1m_tcp_accept_queue_overflows

OS: Linux

This alert presents the average number of overflows in the TCP accept queue over the last minute.

  • This alert gets raised in a warning state when the value is greater than 1 and less than 5.
  • If the overflow average exceeds 5 in the last minute, then the alert gets raised in critical state.
What is the Accept queue

The accept queue holds fully established TCP connections waiting to be handled by the listening
application. It overflows when the server application fails to accept new connections at the rate
they are coming in.

This alert might also indicate a SYN flood;

A SYN flood is a form of denial-of-service attack in which an attacker rapidly initiates a
connection to a server without finalizing the connection. The server has to spend resources
waiting for half-opened connections, which can consume enough resources to make the system
unresponsive to legitimate traffic. 1

References and sources
  1. SYN Floods
  2. ip-sysctl.txt
  3. Transmission Control Protocol

Troubleshooting Section

Increase the queue length
  1. Open the /etc/sysctl.conf file and look for the entry " net.ipv4.tcp_max_syn_backlog".

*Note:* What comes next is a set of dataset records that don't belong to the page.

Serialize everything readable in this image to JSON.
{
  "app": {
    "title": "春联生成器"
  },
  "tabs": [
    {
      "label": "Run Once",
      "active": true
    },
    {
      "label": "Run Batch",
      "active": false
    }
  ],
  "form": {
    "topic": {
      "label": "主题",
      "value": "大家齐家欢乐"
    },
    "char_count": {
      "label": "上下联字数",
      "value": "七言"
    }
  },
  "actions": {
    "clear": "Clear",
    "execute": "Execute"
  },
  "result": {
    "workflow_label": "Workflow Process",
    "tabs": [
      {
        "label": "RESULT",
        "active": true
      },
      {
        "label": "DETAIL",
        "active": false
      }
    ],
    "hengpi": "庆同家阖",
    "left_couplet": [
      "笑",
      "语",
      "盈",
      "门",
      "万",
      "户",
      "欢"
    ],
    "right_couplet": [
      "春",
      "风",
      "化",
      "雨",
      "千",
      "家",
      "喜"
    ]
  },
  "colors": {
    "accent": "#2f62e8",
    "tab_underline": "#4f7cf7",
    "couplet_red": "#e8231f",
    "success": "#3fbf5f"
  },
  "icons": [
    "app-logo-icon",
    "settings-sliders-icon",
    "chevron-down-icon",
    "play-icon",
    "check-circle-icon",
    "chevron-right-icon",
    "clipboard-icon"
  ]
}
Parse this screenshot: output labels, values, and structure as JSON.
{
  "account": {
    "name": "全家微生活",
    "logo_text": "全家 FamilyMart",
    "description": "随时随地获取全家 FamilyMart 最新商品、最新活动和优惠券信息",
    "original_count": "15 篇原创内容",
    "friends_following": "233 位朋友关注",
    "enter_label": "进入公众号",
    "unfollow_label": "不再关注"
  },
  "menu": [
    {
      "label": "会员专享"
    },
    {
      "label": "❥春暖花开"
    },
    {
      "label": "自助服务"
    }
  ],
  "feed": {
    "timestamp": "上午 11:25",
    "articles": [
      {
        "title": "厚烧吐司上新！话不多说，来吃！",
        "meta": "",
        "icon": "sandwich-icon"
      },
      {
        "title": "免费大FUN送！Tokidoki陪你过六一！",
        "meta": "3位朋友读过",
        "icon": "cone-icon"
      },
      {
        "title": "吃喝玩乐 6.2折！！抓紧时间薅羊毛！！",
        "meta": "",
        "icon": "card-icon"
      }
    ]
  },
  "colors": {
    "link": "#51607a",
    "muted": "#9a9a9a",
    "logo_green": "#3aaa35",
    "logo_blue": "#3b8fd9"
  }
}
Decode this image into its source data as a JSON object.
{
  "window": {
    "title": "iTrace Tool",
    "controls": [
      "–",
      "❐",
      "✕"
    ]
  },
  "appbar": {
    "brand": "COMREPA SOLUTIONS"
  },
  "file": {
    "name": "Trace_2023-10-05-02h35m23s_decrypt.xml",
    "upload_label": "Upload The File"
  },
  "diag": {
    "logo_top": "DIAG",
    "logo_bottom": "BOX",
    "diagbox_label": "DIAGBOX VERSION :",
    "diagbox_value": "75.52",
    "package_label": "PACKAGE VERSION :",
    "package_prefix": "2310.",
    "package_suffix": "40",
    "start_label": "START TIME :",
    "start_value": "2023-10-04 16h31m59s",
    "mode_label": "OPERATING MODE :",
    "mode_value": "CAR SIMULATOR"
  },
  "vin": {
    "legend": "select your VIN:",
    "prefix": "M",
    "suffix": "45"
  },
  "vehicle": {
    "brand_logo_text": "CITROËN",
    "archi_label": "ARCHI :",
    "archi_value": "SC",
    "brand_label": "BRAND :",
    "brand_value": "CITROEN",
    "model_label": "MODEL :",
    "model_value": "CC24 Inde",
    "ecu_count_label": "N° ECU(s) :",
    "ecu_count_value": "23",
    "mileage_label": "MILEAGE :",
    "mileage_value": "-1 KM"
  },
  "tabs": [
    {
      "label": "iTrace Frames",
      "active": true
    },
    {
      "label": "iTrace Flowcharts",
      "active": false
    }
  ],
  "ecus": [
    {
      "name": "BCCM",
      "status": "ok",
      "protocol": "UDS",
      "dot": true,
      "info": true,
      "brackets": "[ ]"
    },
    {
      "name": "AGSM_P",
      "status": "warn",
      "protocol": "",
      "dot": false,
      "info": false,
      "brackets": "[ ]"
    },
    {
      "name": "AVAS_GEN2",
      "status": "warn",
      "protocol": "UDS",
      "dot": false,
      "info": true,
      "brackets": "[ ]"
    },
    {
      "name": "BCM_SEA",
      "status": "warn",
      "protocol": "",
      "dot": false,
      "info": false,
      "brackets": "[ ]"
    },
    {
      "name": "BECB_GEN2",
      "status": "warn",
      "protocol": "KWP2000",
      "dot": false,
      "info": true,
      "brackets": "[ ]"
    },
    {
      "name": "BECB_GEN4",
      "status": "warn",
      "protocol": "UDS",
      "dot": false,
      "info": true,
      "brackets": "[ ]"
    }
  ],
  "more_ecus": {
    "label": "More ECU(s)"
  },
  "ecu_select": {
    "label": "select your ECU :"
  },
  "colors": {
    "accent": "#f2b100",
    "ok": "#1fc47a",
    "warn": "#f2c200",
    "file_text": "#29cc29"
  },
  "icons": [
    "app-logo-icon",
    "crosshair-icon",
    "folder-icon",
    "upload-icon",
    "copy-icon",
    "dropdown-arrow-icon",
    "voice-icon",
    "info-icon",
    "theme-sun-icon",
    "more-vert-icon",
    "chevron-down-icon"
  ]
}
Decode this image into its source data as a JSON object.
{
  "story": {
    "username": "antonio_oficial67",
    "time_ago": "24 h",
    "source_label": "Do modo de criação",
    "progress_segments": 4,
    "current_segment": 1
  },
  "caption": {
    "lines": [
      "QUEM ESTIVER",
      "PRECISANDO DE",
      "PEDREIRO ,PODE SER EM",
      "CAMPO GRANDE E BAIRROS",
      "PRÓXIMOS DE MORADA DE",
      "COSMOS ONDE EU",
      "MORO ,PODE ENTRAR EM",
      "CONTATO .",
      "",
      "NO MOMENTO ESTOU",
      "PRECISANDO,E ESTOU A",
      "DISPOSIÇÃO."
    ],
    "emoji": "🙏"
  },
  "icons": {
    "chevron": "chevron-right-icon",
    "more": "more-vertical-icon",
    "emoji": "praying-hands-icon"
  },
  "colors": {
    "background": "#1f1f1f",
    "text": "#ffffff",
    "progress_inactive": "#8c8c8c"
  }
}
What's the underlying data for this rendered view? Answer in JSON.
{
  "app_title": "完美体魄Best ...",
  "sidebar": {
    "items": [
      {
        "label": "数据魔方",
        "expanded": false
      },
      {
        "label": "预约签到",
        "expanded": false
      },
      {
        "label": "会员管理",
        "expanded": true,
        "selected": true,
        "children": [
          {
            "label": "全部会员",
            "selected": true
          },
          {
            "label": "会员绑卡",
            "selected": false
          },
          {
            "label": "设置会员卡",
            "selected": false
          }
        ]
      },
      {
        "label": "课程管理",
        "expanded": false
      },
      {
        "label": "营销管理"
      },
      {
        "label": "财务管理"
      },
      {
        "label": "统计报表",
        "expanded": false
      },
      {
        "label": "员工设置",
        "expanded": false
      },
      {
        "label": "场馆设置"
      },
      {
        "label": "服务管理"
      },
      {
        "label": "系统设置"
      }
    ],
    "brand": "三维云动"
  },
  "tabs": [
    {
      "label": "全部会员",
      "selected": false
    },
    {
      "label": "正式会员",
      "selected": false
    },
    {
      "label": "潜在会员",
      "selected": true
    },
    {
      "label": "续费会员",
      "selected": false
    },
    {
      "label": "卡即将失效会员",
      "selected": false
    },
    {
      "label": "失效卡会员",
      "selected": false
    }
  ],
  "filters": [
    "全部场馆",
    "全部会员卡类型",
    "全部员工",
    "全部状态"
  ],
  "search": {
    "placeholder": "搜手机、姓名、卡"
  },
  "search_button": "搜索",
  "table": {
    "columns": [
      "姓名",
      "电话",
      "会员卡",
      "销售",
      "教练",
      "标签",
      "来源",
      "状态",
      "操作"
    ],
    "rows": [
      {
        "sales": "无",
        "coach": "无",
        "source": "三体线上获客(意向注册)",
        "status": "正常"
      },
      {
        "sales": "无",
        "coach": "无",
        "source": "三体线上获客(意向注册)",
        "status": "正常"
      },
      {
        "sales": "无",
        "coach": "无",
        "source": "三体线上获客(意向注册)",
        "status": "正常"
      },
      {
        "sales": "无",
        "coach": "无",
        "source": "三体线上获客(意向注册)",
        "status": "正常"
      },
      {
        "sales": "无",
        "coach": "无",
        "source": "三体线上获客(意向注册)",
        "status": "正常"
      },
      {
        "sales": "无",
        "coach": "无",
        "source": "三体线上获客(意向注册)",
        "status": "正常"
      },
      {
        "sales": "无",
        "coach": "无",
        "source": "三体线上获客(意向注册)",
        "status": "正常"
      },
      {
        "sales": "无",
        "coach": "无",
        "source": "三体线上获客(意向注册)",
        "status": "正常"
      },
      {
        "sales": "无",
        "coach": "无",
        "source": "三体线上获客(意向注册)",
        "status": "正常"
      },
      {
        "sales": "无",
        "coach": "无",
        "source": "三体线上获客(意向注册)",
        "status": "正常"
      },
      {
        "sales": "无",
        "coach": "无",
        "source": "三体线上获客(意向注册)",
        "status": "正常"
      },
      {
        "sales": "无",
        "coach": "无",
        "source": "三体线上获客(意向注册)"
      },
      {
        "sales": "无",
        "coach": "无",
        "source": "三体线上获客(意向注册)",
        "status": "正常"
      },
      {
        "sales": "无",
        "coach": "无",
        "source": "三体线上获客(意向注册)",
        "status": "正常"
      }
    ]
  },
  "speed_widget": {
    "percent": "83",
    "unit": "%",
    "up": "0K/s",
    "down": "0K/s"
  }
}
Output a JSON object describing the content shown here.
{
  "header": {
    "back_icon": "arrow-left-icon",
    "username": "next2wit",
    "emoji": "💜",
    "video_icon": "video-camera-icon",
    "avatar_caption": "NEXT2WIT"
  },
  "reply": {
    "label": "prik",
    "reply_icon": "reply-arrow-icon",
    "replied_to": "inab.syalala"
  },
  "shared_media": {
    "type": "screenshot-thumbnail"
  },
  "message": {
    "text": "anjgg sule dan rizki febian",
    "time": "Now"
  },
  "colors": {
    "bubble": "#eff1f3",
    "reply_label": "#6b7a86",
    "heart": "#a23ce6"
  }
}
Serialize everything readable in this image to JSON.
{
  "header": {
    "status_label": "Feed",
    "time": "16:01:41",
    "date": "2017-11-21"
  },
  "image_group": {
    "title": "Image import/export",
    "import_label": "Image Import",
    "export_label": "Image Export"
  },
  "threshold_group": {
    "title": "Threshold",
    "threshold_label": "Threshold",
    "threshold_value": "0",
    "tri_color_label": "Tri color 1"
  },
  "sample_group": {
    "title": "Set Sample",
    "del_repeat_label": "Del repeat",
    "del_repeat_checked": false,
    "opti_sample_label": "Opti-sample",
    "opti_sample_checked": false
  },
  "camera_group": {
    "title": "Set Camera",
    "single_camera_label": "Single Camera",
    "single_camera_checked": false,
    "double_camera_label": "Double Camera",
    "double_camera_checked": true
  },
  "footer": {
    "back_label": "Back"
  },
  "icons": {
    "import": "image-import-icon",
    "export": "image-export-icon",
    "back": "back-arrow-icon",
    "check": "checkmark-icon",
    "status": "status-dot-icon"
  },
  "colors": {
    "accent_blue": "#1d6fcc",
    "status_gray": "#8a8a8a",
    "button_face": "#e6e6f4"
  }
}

    The tcp_max_syn_backlog is the maximal number of remembered connection requests
    (SYN_RECV), which have not received an acknowledgment from connecting client. 2

  2. If the entry does not exist, you can append the following default entry to the
    file; net.ipv4.tcp_max_syn_backlog=1280. Otherwise, adjust the limit to suit your needs.
  3. Save your changes and run;
    root@netdata~ #sysctl -p 
    
    to apply the changes.

Note: Netdata strongly suggests knowing exactly what values you need before making system changes.